Она опять зарделась, опустила голову.

– Да Михаила Петровича… Говорит, неладно, когда у хозяйки во дворе непорядок.

– И давно он за твоим порядком приглядывает?

И тут она рассказала, как все началось. Подошел он к ее дому с месяц назад. Она как раз из калитки выходила, а та в очередной раз, скрипнула так жалобно, так протяжно, на всю улицу. Он подошел, остановился, посмотрел на нее, потом на петли ржавые. Потрогал их шершавым пальцем.

– Скрипит… – сказал он своим тихим, хрипловатым голосом. Помолчал, вздохнул и добавил, глядя ей прямо в глаза:

– Тяжело одной, Вероника Игнатьевна? А она от этих простых слов возьми да и расплачься. Впервые за много лет. Стоит перед ним, взрослая женщина, а слезы из глаз градом катятся, и остановить их нет никакой мочи. Она и сама не знала, что столько слез в ней скопилось. А он не утешал, не хлопал по плечу, не говорил глупостей. Просто стоял рядом, большой, немного неловкий, и ждал, пока она проплачется. Дал ей время всю свою боль из себя выпустить.

Когда она немного успокоилась, утерла глаза краешком платка, он кивнул сам себе, будто что-то решил.

– Я завтра зайду. С масленкой, – сказал он просто. И ушел.

И пришел ведь. Не только с масленкой. Принес инструменты, петли новые. Снял старую калитку, возился с ней полдня, пока та не стала открываться легко и беззвучно. С того дня все и началось. Потом он ей забор поправил. Потом крыльцо подлатал, что совсем прогнило. Потом дров на зиму наколол – целую поленницу, высокую, ровную. И все молча. Придет, сделает дело и уйдет. А она ему то крынку молока на крыльцо выставит, то пирогов с яблоками напечет. И тоже молча. Они словами почти не говорили, им слова были не нужны. Они душами разговаривали.

И вот в конце лета, в теплый августовский вечер, когда в воздухе пахло яблоками и увядающей травой, они пришли ко мне в медпункт. Вместе. Он держал ее под руку так бережно, будто она была не из костей и плоти, а из тонкого фарфора. А она шла рядом, с прямой спиной, и в глазах ее было такое спокойное достоинство, что все бабы на лавочках языки прикусили и только молча смотрели им вслед.

– Мы это, Семеновна… расписаться решили, – сказал Михаил, глядя куда-то мне за плечо.
А Вероника просто кивнула и улыбнулась. И в этой ее улыбке было столько тихого, выстраданного счастья, что у меня у самой сердце защемило.

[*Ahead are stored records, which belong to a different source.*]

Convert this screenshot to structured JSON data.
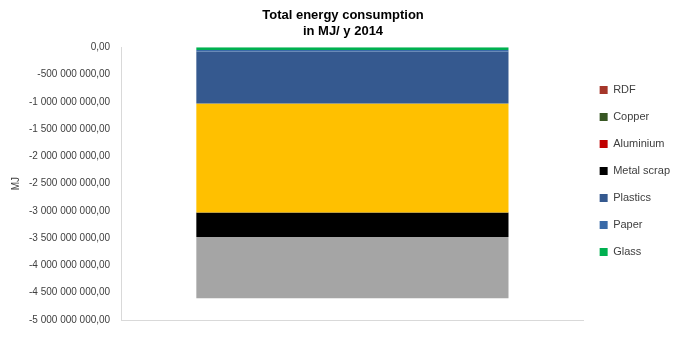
{
  "chart_data": {
    "type": "bar",
    "stacked": true,
    "title": [
      "Total energy consumption",
      "in MJ/ y 2014"
    ],
    "y_label": "MJ",
    "categories": [
      null
    ],
    "series": [
      {
        "name": "Glass",
        "color": "#00b050",
        "values": [
          -50000000
        ]
      },
      {
        "name": "Paper",
        "color": "#3a6aa8",
        "values": [
          -30000000
        ]
      },
      {
        "name": "Plastics",
        "color": "#35598f",
        "values": [
          -950000000
        ]
      },
      {
        "name": null,
        "color": "#ffc000",
        "values": [
          -2000000000
        ]
      },
      {
        "name": "Metal scrap",
        "color": "#000000",
        "values": [
          -450000000
        ]
      },
      {
        "name": "Aluminium",
        "color": "#c00000",
        "values": [
          0
        ]
      },
      {
        "name": "Copper",
        "color": "#375623",
        "values": [
          0
        ]
      },
      {
        "name": "RDF",
        "color": "#a5362a",
        "values": [
          0
        ]
      },
      {
        "name": null,
        "color": "#a5a5a5",
        "values": [
          -1120000000
        ]
      }
    ],
    "ylim": [
      -5000000000,
      0
    ],
    "yticks": [
      {
        "value": 0,
        "label": "0,00"
      },
      {
        "value": -500000000,
        "label": "-500 000 000,00"
      },
      {
        "value": -1000000000,
        "label": "-1 000 000 000,00"
      },
      {
        "value": -1500000000,
        "label": "-1 500 000 000,00"
      },
      {
        "value": -2000000000,
        "label": "-2 000 000 000,00"
      },
      {
        "value": -2500000000,
        "label": "-2 500 000 000,00"
      },
      {
        "value": -3000000000,
        "label": "-3 000 000 000,00"
      },
      {
        "value": -3500000000,
        "label": "-3 500 000 000,00"
      },
      {
        "value": -4000000000,
        "label": "-4 000 000 000,00"
      },
      {
        "value": -4500000000,
        "label": "-4 500 000 000,00"
      },
      {
        "value": -5000000000,
        "label": "-5 000 000 000,00"
      }
    ],
    "grid": false,
    "legend": "right"
  }
}
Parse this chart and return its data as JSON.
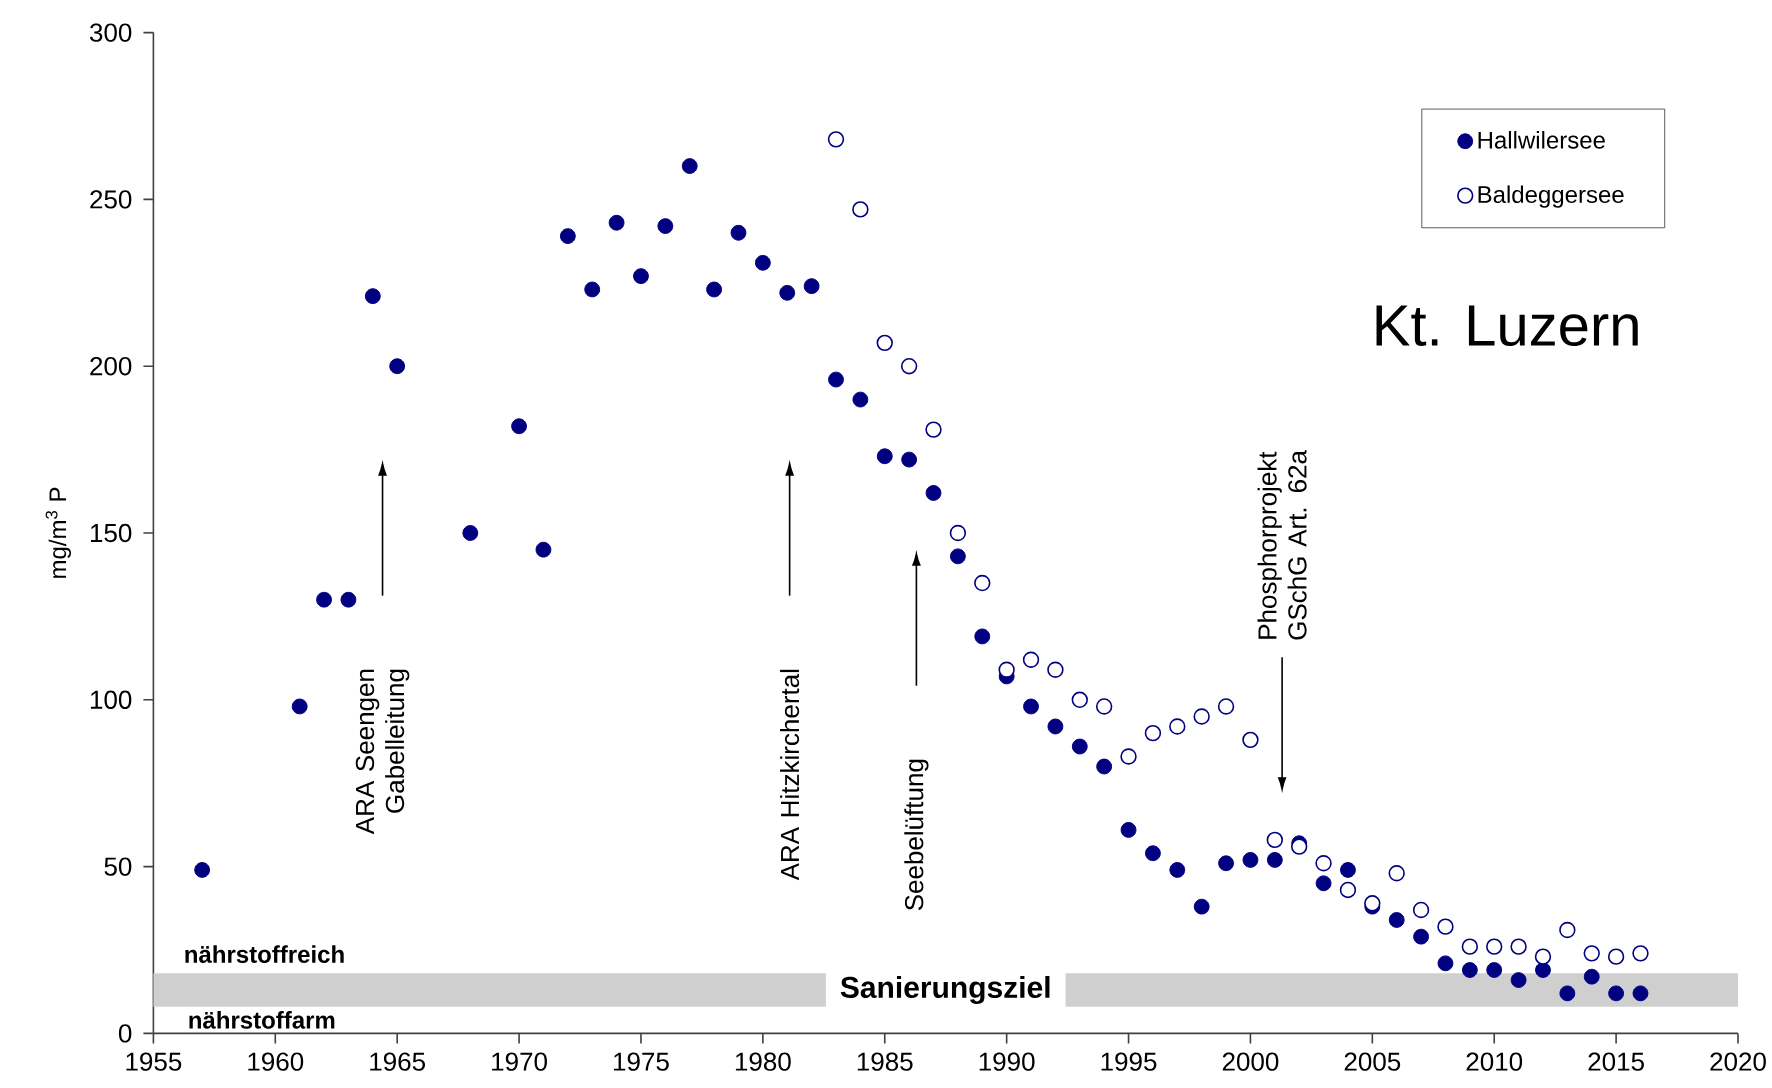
{
  "chart_data": {
    "type": "scatter",
    "ylabel": "mg/m$^{3}$ P",
    "annotations": [
      "Kt. Luzern",
      "nährstoffreich",
      "nährstoffarm",
      "ARA Seengen Gabelleitung",
      "ARA Hitzkirchertal",
      "Seebelüftung",
      "Phosphorprojekt GSchG Art. 62a"
    ],
    "bands": [
      {
        "axis": "y",
        "from": 8,
        "to": 18,
        "label": "Sanierungsziel",
        "color": "#cfcfcf"
      }
    ],
    "series": [
      {
        "name": "Hallwilersee",
        "color": "#000080",
        "x": [
          1957,
          1961,
          1962,
          1963,
          1964,
          1965,
          1968,
          1970,
          1971,
          1972,
          1973,
          1974,
          1975,
          1976,
          1977,
          1978,
          1979,
          1980,
          1981,
          1982,
          1983,
          1984,
          1985,
          1986,
          1987,
          1988,
          1989,
          1990,
          1991,
          1992,
          1993,
          1994,
          1995,
          1996,
          1997,
          1998,
          1999,
          2000,
          2001,
          2002,
          2003,
          2004,
          2005,
          2006,
          2007,
          2008,
          2009,
          2010,
          2011,
          2012,
          2013,
          2014,
          2015,
          2016
        ],
        "values": [
          49,
          98,
          130,
          130,
          221,
          200,
          150,
          182,
          145,
          239,
          223,
          243,
          227,
          242,
          260,
          223,
          240,
          231,
          222,
          224,
          196,
          190,
          173,
          172,
          162,
          143,
          119,
          107,
          98,
          92,
          86,
          80,
          61,
          54,
          49,
          38,
          51,
          52,
          52,
          57,
          45,
          49,
          38,
          34,
          29,
          21,
          19,
          19,
          16,
          19,
          12,
          17,
          12,
          12
        ]
      },
      {
        "name": "Baldeggersee",
        "color": "#000080",
        "x": [
          1983,
          1984,
          1985,
          1986,
          1987,
          1988,
          1989,
          1990,
          1991,
          1992,
          1993,
          1994,
          1995,
          1996,
          1997,
          1998,
          1999,
          2000,
          2001,
          2002,
          2003,
          2004,
          2005,
          2006,
          2007,
          2008,
          2009,
          2010,
          2011,
          2012,
          2013,
          2014,
          2015,
          2016
        ],
        "values": [
          268,
          247,
          207,
          200,
          181,
          150,
          135,
          109,
          112,
          109,
          100,
          98,
          83,
          90,
          92,
          95,
          98,
          88,
          58,
          56,
          51,
          43,
          39,
          48,
          37,
          32,
          26,
          26,
          26,
          23,
          31,
          24,
          23,
          24
        ]
      }
    ],
    "xlim": [
      1955,
      2020
    ],
    "xticks": [
      1955,
      1960,
      1965,
      1970,
      1975,
      1980,
      1985,
      1990,
      1995,
      2000,
      2005,
      2010,
      2015,
      2020
    ],
    "ylim": [
      0,
      300
    ],
    "yticks": [
      0,
      50,
      100,
      150,
      200,
      250,
      300
    ],
    "legend": "top right",
    "marker": "circle"
  }
}
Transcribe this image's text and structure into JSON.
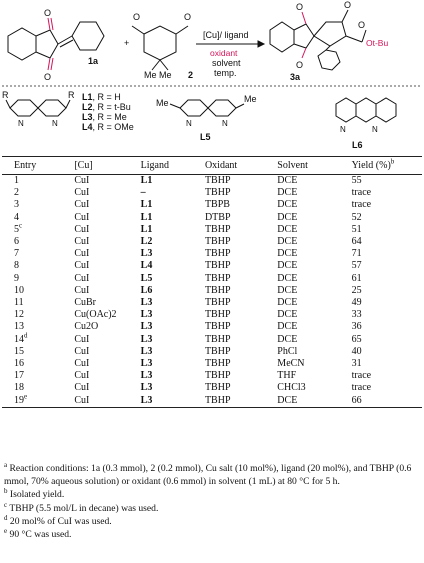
{
  "scheme": {
    "catalyst": "[Cu]/ ligand",
    "oxidant": "oxidant",
    "solvent": "solvent",
    "temp": "temp.",
    "plus": "+",
    "cmpd_1a": "1a",
    "cmpd_2": "2",
    "cmpd_3a": "3a",
    "me_me": "Me Me",
    "otbu": "Ot-Bu",
    "ligand_rows": [
      {
        "code": "L1",
        "text": ", R = H"
      },
      {
        "code": "L2",
        "text": ", R = t-Bu"
      },
      {
        "code": "L3",
        "text": ", R = Me"
      },
      {
        "code": "L4",
        "text": ", R = OMe"
      }
    ],
    "l5": "L5",
    "l6": "L6",
    "r_label": "R",
    "me_label": "Me"
  },
  "table": {
    "headers": [
      "Entry",
      "[Cu]",
      "Ligand",
      "Oxidant",
      "Solvent",
      "Yield (%)"
    ],
    "yield_sup": "b",
    "rows": [
      {
        "entry": "1",
        "sup": "",
        "cu": "CuI",
        "ligand": "L1",
        "oxidant": "TBHP",
        "solvent": "DCE",
        "yield": "55"
      },
      {
        "entry": "2",
        "sup": "",
        "cu": "CuI",
        "ligand": "–",
        "oxidant": "TBHP",
        "solvent": "DCE",
        "yield": "trace"
      },
      {
        "entry": "3",
        "sup": "",
        "cu": "CuI",
        "ligand": "L1",
        "oxidant": "TBPB",
        "solvent": "DCE",
        "yield": "trace"
      },
      {
        "entry": "4",
        "sup": "",
        "cu": "CuI",
        "ligand": "L1",
        "oxidant": "DTBP",
        "solvent": "DCE",
        "yield": "52"
      },
      {
        "entry": "5",
        "sup": "c",
        "cu": "CuI",
        "ligand": "L1",
        "oxidant": "TBHP",
        "solvent": "DCE",
        "yield": "51"
      },
      {
        "entry": "6",
        "sup": "",
        "cu": "CuI",
        "ligand": "L2",
        "oxidant": "TBHP",
        "solvent": "DCE",
        "yield": "64"
      },
      {
        "entry": "7",
        "sup": "",
        "cu": "CuI",
        "ligand": "L3",
        "oxidant": "TBHP",
        "solvent": "DCE",
        "yield": "71"
      },
      {
        "entry": "8",
        "sup": "",
        "cu": "CuI",
        "ligand": "L4",
        "oxidant": "TBHP",
        "solvent": "DCE",
        "yield": "57"
      },
      {
        "entry": "9",
        "sup": "",
        "cu": "CuI",
        "ligand": "L5",
        "oxidant": "TBHP",
        "solvent": "DCE",
        "yield": "61"
      },
      {
        "entry": "10",
        "sup": "",
        "cu": "CuI",
        "ligand": "L6",
        "oxidant": "TBHP",
        "solvent": "DCE",
        "yield": "25"
      },
      {
        "entry": "11",
        "sup": "",
        "cu": "CuBr",
        "ligand": "L3",
        "oxidant": "TBHP",
        "solvent": "DCE",
        "yield": "49"
      },
      {
        "entry": "12",
        "sup": "",
        "cu": "Cu(OAc)2",
        "ligand": "L3",
        "oxidant": "TBHP",
        "solvent": "DCE",
        "yield": "33"
      },
      {
        "entry": "13",
        "sup": "",
        "cu": "Cu2O",
        "ligand": "L3",
        "oxidant": "TBHP",
        "solvent": "DCE",
        "yield": "36"
      },
      {
        "entry": "14",
        "sup": "d",
        "cu": "CuI",
        "ligand": "L3",
        "oxidant": "TBHP",
        "solvent": "DCE",
        "yield": "65"
      },
      {
        "entry": "15",
        "sup": "",
        "cu": "CuI",
        "ligand": "L3",
        "oxidant": "TBHP",
        "solvent": "PhCl",
        "yield": "40"
      },
      {
        "entry": "16",
        "sup": "",
        "cu": "CuI",
        "ligand": "L3",
        "oxidant": "TBHP",
        "solvent": "MeCN",
        "yield": "31"
      },
      {
        "entry": "17",
        "sup": "",
        "cu": "CuI",
        "ligand": "L3",
        "oxidant": "TBHP",
        "solvent": "THF",
        "yield": "trace"
      },
      {
        "entry": "18",
        "sup": "",
        "cu": "CuI",
        "ligand": "L3",
        "oxidant": "TBHP",
        "solvent": "CHCl3",
        "yield": "trace"
      },
      {
        "entry": "19",
        "sup": "e",
        "cu": "CuI",
        "ligand": "L3",
        "oxidant": "TBHP",
        "solvent": "DCE",
        "yield": "66"
      }
    ]
  },
  "footnotes": {
    "a_mark": "a",
    "a_text": "Reaction conditions: 1a (0.3 mmol), 2 (0.2 mmol), Cu salt (10 mol%), ligand (20 mol%), and TBHP (0.6 mmol, 70% aqueous solution) or oxidant (0.6 mmol) in solvent (1 mL) at 80 °C for 5 h.",
    "b_mark": "b",
    "b_text": "Isolated yield.",
    "c_mark": "c",
    "c_text": "TBHP (5.5 mol/L in decane) was used.",
    "d_mark": "d",
    "d_text": "20 mol% of CuI was used.",
    "e_mark": "e",
    "e_text": "90 °C was used."
  }
}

Свадьбу они не играли. Просто расписались в сельсовете и вечером собрали у себя за столом самых близких – меня позвали, да пару соседей. Стол был простой: картошка, соленые огурцы, грибочки, да пироги. Но давно я не сидела за таким светлым столом. Они сидели рядышком, Михаил и его Вероника, и нет-нет да и поглядывали друг на друга. И в этих взглядах было все: и нежность, и запоздалое признание, и обещание быть рядом до последнего дня.

Смотрю я на них, седых уже, с морщинками у глаз, а для меня они – самые красивые жених и невеста на свете. Потому что счастье их не юностью дадено, а жизнью заслужено. Вымолено долгими одинокими ночами, выплакано горькими слезами, выстрадано терпением. Такое счастье не сломается и не потускнеет.

Вот и думай потом, у каждого ли счастья свой срок? Кому-то оно дается в семнадцать, как буйный весенний цвет, а к кому-то приходит на закате лет, тихим и теплым светом осеннего солнца. А вы как считаете, дорогие мои, бывает ли у любви такое слово – «поздно»?